Read & Reflect Column #2
The Quarantine Papers by Kalpish Ratna
Paediatric surgeon, columnist and novelist Kalpana Swaminathan has made a name for herself in Indian literary circles today with her engrossing mystery novels featuring female detective ‘Last Resort Lalli’. She has also written unusual children’s fiction such as Ordinary Mr Pai and Gavial Avial.
She is equally prolific as half the person behind ‘Kalpish Ratna’, the pseudonym used by her and her surgeon and writer colleague Ishrat Syed, for articles, columns and eight books written together. Their common interests, history and medicine, come together, compellingly, in The Quarantine Papers. Published in 2010, this is a mystery novel set against two historic events in Bombay – the riots of 1993 and the plague of 1896.
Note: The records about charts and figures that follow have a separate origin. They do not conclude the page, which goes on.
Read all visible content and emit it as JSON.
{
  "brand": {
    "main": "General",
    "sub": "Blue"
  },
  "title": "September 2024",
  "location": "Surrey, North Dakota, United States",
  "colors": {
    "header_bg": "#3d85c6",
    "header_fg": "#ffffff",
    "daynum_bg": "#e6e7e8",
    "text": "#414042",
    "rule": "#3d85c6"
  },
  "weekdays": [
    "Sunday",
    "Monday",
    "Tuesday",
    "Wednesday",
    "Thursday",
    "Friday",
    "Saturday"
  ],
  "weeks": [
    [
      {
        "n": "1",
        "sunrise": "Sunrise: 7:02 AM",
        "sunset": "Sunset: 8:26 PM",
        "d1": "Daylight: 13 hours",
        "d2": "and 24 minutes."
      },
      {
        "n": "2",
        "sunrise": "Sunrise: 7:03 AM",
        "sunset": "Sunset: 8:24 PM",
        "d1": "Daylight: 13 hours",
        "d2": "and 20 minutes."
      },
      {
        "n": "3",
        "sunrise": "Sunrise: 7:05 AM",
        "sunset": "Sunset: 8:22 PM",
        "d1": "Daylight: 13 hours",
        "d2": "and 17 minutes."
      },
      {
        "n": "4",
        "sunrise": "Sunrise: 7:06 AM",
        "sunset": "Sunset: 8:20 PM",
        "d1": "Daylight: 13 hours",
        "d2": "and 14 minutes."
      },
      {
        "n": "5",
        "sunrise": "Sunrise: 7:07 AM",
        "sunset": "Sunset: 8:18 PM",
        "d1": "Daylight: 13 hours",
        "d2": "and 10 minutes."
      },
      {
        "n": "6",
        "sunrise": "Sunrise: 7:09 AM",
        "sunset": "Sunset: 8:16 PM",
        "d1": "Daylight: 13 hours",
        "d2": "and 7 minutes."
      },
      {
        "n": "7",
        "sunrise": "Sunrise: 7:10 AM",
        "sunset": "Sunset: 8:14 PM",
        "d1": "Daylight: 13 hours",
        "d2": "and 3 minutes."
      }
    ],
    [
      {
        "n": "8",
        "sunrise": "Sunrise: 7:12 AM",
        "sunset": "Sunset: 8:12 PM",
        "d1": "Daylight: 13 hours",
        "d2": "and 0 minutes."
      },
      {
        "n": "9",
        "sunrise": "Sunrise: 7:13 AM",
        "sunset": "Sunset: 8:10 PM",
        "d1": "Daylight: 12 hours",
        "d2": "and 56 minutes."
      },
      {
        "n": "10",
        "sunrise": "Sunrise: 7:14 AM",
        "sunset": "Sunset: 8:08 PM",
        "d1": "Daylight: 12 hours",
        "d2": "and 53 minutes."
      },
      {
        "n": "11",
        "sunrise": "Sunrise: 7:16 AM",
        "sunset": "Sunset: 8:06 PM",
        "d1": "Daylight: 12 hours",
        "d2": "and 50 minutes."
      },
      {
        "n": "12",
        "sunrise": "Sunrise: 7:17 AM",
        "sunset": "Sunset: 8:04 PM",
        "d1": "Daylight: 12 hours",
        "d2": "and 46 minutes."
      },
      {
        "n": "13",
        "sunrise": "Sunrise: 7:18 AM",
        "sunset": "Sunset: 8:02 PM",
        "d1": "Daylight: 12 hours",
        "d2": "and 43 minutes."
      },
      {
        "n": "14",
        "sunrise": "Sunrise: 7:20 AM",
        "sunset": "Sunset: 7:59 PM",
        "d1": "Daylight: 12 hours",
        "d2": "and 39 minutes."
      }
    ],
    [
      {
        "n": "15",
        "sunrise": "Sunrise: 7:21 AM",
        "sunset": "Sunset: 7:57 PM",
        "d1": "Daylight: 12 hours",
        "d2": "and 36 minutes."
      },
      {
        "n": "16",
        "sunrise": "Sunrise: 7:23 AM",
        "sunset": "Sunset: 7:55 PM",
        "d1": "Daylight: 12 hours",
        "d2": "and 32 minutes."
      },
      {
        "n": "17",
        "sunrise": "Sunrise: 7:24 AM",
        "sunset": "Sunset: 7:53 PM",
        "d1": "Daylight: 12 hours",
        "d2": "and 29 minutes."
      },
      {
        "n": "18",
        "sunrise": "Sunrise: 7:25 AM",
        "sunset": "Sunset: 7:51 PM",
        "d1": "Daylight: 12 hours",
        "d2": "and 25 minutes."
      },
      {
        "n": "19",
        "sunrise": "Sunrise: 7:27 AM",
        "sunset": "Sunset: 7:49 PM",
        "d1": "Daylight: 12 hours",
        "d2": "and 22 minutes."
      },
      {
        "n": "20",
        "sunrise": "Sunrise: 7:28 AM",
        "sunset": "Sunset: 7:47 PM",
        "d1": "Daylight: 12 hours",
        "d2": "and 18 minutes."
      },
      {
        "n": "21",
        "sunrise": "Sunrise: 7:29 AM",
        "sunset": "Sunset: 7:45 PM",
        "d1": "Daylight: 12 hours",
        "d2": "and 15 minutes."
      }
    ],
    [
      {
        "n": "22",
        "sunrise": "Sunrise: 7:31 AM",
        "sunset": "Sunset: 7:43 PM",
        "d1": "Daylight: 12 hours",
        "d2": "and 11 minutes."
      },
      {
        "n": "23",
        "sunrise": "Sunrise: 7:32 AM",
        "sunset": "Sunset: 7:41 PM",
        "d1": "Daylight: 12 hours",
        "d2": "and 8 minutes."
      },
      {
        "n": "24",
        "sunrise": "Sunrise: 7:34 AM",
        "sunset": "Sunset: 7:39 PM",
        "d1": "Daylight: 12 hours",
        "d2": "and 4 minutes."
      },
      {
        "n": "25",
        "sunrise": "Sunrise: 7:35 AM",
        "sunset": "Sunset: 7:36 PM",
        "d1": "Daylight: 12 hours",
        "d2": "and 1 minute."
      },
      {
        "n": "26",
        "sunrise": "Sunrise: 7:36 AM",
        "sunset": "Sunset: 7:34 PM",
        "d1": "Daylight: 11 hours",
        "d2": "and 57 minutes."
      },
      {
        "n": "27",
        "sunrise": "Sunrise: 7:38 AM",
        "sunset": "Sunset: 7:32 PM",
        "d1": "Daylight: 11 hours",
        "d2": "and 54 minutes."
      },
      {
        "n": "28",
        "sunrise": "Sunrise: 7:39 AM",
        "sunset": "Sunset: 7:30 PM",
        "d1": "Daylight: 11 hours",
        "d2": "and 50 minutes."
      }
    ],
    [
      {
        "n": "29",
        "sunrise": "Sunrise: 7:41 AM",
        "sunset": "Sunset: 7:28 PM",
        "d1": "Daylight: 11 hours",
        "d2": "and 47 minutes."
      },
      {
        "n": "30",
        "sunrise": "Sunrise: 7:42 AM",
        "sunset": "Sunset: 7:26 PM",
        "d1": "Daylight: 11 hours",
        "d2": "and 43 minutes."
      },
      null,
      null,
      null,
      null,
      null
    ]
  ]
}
‘The Plague Inspectors broke into homes, summarily removed anybody they found having a fever… The quarantine was ingenious. It even dealt with Bombay’s railways and roads. Plague passes were issued for people who wanted to go from Bandra to Mahim… Inspectors were stationed along the causeway. In you boarded the train at Bandra, the carriage doors were locked shut till you reached Grant Road or Mahalakshmi. There you were jumped by the Plague Inspectors, and whisked away to a hospital or a Segregation Camp. They learnt and perfected it here, the British. It would be their model for the Concentration Camps in South Africa that Alfred Milner would establish two years later during the Boer War. This was Queen Victoria’s Diamond Jubilee! Hitler was just a copycat. It all sounds sane at this remove, but imagine it happening to you!’
The book is set on a somewhat flimsy premise of a secret pact made by four men that must be honoured by their families down the ages; flimsier still is the story of the protagonist Ratan who lives two lives – one his own in 1993 and one of his grandfather a century before. His grandfather’s memories and experiences of communal tension are sparked into urgent action when Bombay breaks out into riots and communal violence following the destruction of the Babri Masjid in Ayodhya. Ratan slips in and out of history as he tries to make sense of inexplicable bits of knowledge and a sense of tragedy that must be averted. As a laboratory technician he finds himself working on victims of communal violence; however, his medical knowledge and skills belong to the doctor his grandfather was. He struggles to come to terms with what these flashbacks are trying to tell him even as his modern-day surroundings fill him with anger and despair.
The book works despite its undeniable flaws because of its evocative storytelling. Bombay of 1993 comes alive, with its fear and disbelief, as does the Bombay of 1896 wracked by disease and consequences such as evacuation, segregation and travel restrictions.